“If you don’t let what you don’t know stop you from doing your best in every situation, you will surprise yourself over and over in life, as I have.”
This is a statement from a book I just finished, entitled If You Have to Cry, Go Outside: And Other Things Your Mother Never Told You. The author is a famous publicist in the fashion industry in New York City. She shares her failures and successes in life– from being a homeless drug addict to running a bi-coastal business in marketing.
She is speaking to all women - urging us all to learn from her mistakes. Be fearless. Be yourself. And never quit. She believes that women’s abilities are unique, but that many times we do not exercise our full potential because we are not following our own intuition. She rashly and fearlessly left her safe haven of rural upstate New York for the unknown - New York City. She learned life’s lessons the hard way. But, the important thing is that she never stopped until she found fulfillment. Not riches, fame, success, or glory. She found that, but was miserable. She wanted something else. She had already indulged the “lower energies” of her mind – “greed, ambition, insecurity, self-doubt, and guilt.” She only became really happy and fulfilled when she discovered who she was and what she was meant to do. She had to have faith in herself and follow her intuition. It was then that she started “surprising herself.”
She also points out that “sometimes, if not most of the time, you find out who you are by figuring out who and what you are not.” It’s like shopping for a dress. You find many dresses that you know will NOT work before you find the one that will. But, when you try on the right one, you know it.

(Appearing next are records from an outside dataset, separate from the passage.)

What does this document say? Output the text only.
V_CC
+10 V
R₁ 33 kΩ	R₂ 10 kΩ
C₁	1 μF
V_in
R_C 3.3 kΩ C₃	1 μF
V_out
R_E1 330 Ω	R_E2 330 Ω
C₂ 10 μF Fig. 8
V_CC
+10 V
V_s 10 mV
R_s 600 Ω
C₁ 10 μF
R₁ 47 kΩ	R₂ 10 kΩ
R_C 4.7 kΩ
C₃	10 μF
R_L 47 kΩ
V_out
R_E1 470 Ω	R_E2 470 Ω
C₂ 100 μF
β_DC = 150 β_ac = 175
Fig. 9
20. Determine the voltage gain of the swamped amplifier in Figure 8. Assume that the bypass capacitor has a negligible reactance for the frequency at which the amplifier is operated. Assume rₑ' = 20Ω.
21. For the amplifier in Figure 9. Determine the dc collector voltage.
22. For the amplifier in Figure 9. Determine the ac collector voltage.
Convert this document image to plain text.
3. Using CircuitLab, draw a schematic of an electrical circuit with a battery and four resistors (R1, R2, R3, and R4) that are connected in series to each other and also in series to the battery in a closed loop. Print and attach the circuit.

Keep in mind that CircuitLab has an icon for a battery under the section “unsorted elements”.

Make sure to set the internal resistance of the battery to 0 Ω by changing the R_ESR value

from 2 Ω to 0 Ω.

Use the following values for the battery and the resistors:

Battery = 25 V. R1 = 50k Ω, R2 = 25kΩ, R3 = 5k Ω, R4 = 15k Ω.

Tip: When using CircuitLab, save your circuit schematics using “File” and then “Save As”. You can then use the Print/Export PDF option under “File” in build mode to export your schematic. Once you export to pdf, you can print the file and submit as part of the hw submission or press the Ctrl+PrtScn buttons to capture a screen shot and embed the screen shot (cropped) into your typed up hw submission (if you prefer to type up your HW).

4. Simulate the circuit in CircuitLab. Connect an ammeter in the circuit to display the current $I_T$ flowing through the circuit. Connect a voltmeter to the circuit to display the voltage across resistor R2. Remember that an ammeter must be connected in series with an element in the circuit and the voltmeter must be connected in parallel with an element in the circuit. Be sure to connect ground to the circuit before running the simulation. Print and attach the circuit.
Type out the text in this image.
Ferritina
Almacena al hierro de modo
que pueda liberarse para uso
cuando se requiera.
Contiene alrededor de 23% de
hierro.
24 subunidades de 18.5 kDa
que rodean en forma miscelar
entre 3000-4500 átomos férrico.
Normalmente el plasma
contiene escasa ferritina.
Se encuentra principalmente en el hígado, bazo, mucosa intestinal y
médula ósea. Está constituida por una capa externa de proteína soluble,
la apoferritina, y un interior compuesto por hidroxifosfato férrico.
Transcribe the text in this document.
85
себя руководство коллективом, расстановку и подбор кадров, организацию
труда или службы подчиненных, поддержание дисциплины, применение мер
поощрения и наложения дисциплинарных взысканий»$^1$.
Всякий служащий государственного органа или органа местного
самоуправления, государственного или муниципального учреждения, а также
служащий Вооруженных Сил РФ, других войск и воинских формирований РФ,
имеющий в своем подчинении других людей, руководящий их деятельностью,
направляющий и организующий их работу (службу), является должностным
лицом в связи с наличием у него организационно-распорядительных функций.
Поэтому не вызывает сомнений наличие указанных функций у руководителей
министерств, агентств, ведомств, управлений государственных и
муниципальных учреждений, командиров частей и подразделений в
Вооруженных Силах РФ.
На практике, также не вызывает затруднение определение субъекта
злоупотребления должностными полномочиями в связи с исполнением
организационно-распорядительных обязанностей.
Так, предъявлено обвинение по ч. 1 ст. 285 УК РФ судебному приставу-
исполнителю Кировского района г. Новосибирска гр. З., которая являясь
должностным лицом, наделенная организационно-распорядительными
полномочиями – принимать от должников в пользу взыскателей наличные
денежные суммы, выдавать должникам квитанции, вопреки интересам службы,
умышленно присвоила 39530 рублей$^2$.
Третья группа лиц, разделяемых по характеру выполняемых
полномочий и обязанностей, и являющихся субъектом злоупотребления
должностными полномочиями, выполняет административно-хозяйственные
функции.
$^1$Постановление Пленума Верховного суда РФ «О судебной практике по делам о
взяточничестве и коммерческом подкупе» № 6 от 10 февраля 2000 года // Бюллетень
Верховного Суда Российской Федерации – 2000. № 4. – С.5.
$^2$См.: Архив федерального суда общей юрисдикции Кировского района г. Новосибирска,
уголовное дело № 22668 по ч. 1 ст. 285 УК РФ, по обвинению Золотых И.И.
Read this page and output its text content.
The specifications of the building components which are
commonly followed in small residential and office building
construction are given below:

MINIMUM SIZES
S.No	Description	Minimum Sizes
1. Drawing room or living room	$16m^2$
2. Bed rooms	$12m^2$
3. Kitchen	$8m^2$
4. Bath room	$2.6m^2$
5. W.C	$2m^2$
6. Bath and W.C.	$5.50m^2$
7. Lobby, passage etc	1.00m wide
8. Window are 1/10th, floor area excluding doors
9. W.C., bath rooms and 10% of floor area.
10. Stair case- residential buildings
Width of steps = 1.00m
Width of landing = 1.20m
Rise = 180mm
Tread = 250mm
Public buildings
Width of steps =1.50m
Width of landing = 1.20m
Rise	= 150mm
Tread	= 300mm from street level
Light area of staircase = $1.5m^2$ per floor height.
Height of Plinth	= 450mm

Everyone has fear. But, I think as women, we do not address this fear like we should. We are the nurses in battlefield rather than the warriors. But, to gain ground, we need to be the warriors. In fact, we will be better nurses when we can take over the territory. We live with fears that are ultimately going to feed our insecurity and keep us from being who we were born to be. We focus on caretaking, fixing problems, picking up after others, which is fine – until we let our fear overrule our intuition. Our intuition is our greatest asset. It is firing on all four cylinders when we have eliminated the fear in our lives.
The world needs our intuition and needs us to do what we were born to do.
Children are good at beating fear. Every day, my son tries something new. I’m in awe. He goes into each challenge knowing he is going to conquer it one way or another. He has not been programmed to back down, relent, or give up. He’s programmed to win.
When he is shooting pucks in the laundry basket in the basement, all I can think of is that one of those pucks is going to shatter the nearby 50 gallon fish tank and clown fish and anenomes are going to come spilling out. Not my son. He concentrates on stick handling, shouts out the play by play, invents his own players, keeps the score close and ultimately wins the game. It’s all in his head.
But, I’m naturally acting as the ref, anticipated the worse, trying to head it off at the pass, and ultimately letting my fears get the best of me. Sometimes, a little caution is healthy. Like when my son decides to skateboard down the middle of the street. Healthy caution keeps him alive.
But this caution should not interfere with our natural intuition about who we are and what we were born to do. In fact, it’s the tasks that no one knows how to do that we are going to be the best at. Because there is no play book to these games. We follow our intuition to discover the solution and create the play book. We are programmed to run interference, but it’s our natural asset to go for the end zone and discover new solutions to old problems. Through our intuition, we have our own play book. We just need to find it and use it. In other words, we need to spend less time focusing on the clown fish and more time on hitting the back of the laundry basket.